Your story is about the White Buffalo Woman, a Native American legend, as she looks back on the fate of her people. Where did you get the inspiration to write this story? Did you see a buffalo or do you have a Native American heritage?

A little of both. I have Native American heritage on my mother’s side but not enough to qualify as Native American myself; I’ve actually been told (though I don’t know if this is true) that our tribe doesn’t exist any more. My husband, meanwhile, still has relatives living on a reservation. So, I’m in this interesting place where I do have that heritage but am more like an outsider with a ghost of the past. What prompted this story, however, was seeing a white buffalo penned outside of a casino during a family trip. It was a very sad image to me though, of course, my children loved it.

How did you keep the balance between writing about Native American culture and legend and staying respectful to that culture and legend?

I was terrified writing “White Buffalo Woman” because it deals with this Native American culture that I don’t feel belongs to me. Like I said, I have that heritage but only marginally; I’m not considered Native American. However, I think as long as you’re sympathetic to whichever culture you’re writing about—as long as you’re loving—that love will come across on the page.

Do you have common themes or specific messages in your stories?

Since taking this family trip and seeing the buffalo, I’ve found a lot of my recent stories play with this sense of people feeling alienated from their ancestry—from, specifically, this Native American perspective. Otherwise, I’ve written primarily about family life, young moms. This is likely a result of where I am in my own life. Most of my writing incorporates Midwestern rural landscapes; though I’ve lived in urban areas for the past eleven years, my upbringing in rural Kansas is hard to shake. I find its landscape both beautiful and desolate. It affects your soul in a very different way than cities.

Do you write the story close to your own experiences or just take one memory/image and then expand on that one? In the writing process, how do you draw out what the story is really about?

I usually start a story based on an image. One thing that has stuck in my mind. My writing is not autobiographical in general. “White Buffalo Woman” is closer to autobiography than most of my work, simply because I did stand at a fence looking in at a white buffalo outside of a casino and I felt strangely very much like the White Buffalo Woman narrator I use to tell that story.

As far as the writing process and drawing out a story’s meaning, I find that most early drafts are little more than a group of characters acting and speaking in random ways. The key is to ask why did my character do or say that? What is trying to emerge from this draft? I don’t think most writers are aware of the undercurrents of theme and meaning in their story until after the first draft.

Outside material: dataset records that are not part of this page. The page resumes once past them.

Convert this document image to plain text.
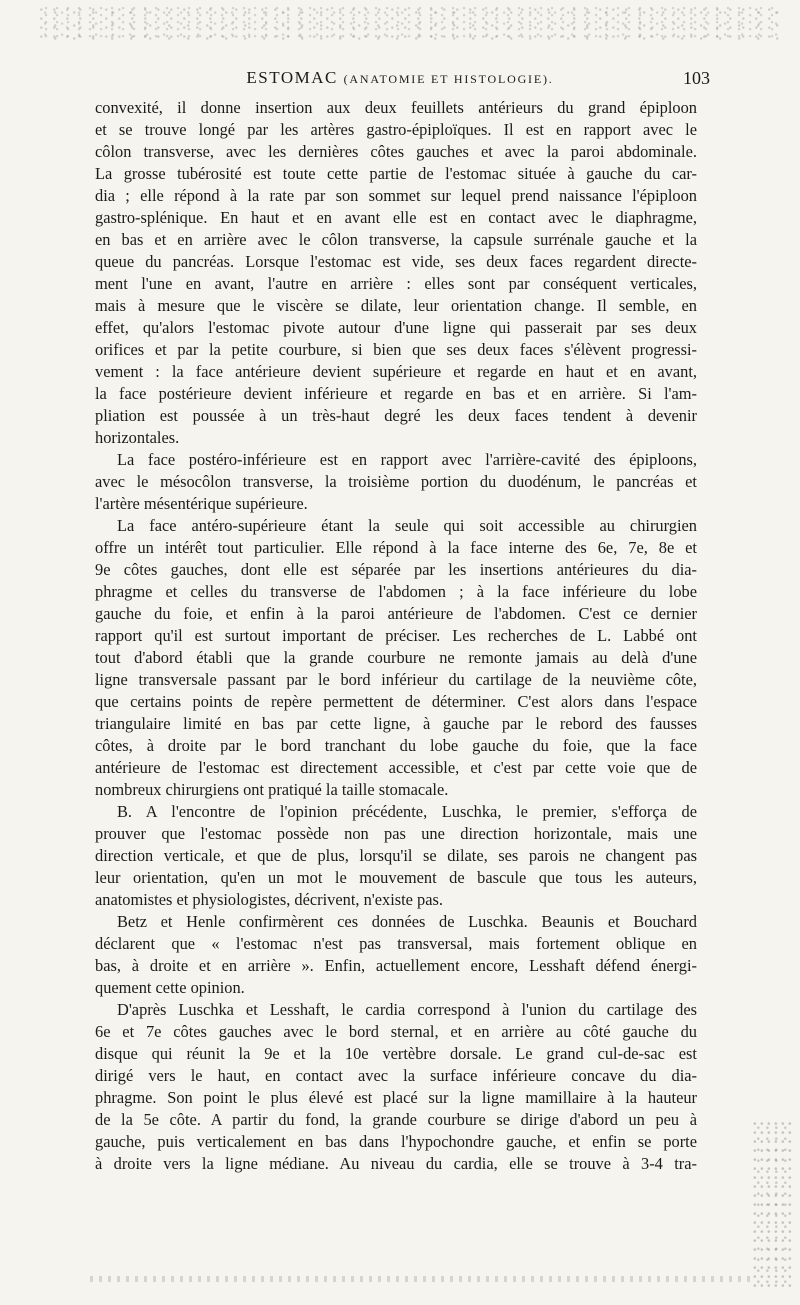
ESTOMAC (ANATOMIE ET HISTOLOGIE).	103
convexité, il donne insertion aux deux feuillets antérieurs du grand épiploon
et se trouve longé par les artères gastro-épiploïques. Il est en rapport avec le
côlon transverse, avec les dernières côtes gauches et avec la paroi abdominale.
La grosse tubérosité est toute cette partie de l'estomac située à gauche du car-
dia ; elle répond à la rate par son sommet sur lequel prend naissance l'épiploon
gastro-splénique. En haut et en avant elle est en contact avec le diaphragme,
en bas et en arrière avec le côlon transverse, la capsule surrénale gauche et la
queue du pancréas. Lorsque l'estomac est vide, ses deux faces regardent directe-
ment l'une en avant, l'autre en arrière : elles sont par conséquent verticales,
mais à mesure que le viscère se dilate, leur orientation change. Il semble, en
effet, qu'alors l'estomac pivote autour d'une ligne qui passerait par ses deux
orifices et par la petite courbure, si bien que ses deux faces s'élèvent progressi-
vement : la face antérieure devient supérieure et regarde en haut et en avant,
la face postérieure devient inférieure et regarde en bas et en arrière. Si l'am-
pliation est poussée à un très-haut degré les deux faces tendent à devenir
horizontales.
La face postéro-inférieure est en rapport avec l'arrière-cavité des épiploons,
avec le mésocôlon transverse, la troisième portion du duodénum, le pancréas et
l'artère mésentérique supérieure.
La face antéro-supérieure étant la seule qui soit accessible au chirurgien
offre un intérêt tout particulier. Elle répond à la face interne des 6e, 7e, 8e et
9e côtes gauches, dont elle est séparée par les insertions antérieures du dia-
phragme et celles du transverse de l'abdomen ; à la face inférieure du lobe
gauche du foie, et enfin à la paroi antérieure de l'abdomen. C'est ce dernier
rapport qu'il est surtout important de préciser. Les recherches de L. Labbé ont
tout d'abord établi que la grande courbure ne remonte jamais au delà d'une
ligne transversale passant par le bord inférieur du cartilage de la neuvième côte,
que certains points de repère permettent de déterminer. C'est alors dans l'espace
triangulaire limité en bas par cette ligne, à gauche par le rebord des fausses
côtes, à droite par le bord tranchant du lobe gauche du foie, que la face
antérieure de l'estomac est directement accessible, et c'est par cette voie que de
nombreux chirurgiens ont pratiqué la taille stomacale.
B. A l'encontre de l'opinion précédente, Luschka, le premier, s'efforça de
prouver que l'estomac possède non pas une direction horizontale, mais une
direction verticale, et que de plus, lorsqu'il se dilate, ses parois ne changent pas
leur orientation, qu'en un mot le mouvement de bascule que tous les auteurs,
anatomistes et physiologistes, décrivent, n'existe pas.
Betz et Henle confirmèrent ces données de Luschka. Beaunis et Bouchard
déclarent que « l'estomac n'est pas transversal, mais fortement oblique en
bas, à droite et en arrière ». Enfin, actuellement encore, Lesshaft défend énergi-
quement cette opinion.
D'après Luschka et Lesshaft, le cardia correspond à l'union du cartilage des
6e et 7e côtes gauches avec le bord sternal, et en arrière au côté gauche du
disque qui réunit la 9e et la 10e vertèbre dorsale. Le grand cul-de-sac est
dirigé vers le haut, en contact avec la surface inférieure concave du dia-
phragme. Son point le plus élevé est placé sur la ligne mamillaire à la hauteur
de la 5e côte. A partir du fond, la grande courbure se dirige d'abord un peu à
gauche, puis verticalement en bas dans l'hypochondre gauche, et enfin se porte
à droite vers la ligne médiane. Au niveau du cardia, elle se trouve à 3-4 tra-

How do you condense your larger theme in a form of flash fiction? How do you deal with complexity in a very short form?

You have to find language and images that work on multiple levels. Look for words that carry a lot of emotional weight.

About the Author:

Stacy Trautwein Burns holds an MFA in creative writing from Colorado State University. Her work has appeared or is forthcoming in Hermeneutic Chaos, Wyvern Lit, FlashFlood, Alligator Juniper, and Windhover. She is a member of The Quills, Story Talk, and Word Tango writing groups.

About the Interviewer:

Maria Gayed is currently finishing up her bachelor degree in international relations, political science and law at Amsterdam University College. Francesca Root studies literature at the University of Birmingham.

About the Artist:

A Best Small Fictions 2015 Winner, Dave Petraglia's writing and art have appeared in Bartleby Snopes, bohemianizm, Cheap Pop, Crack the Spine, Five:2:One, Gambling the Aisle, Hayden's Ferry, matchbook, Medium, McSweeney's, Necessary Fiction, North American Review, Per Contra, Points in Case, Popular Science, Razed, SmokeLong Quarterly, Up the Staircase, and others.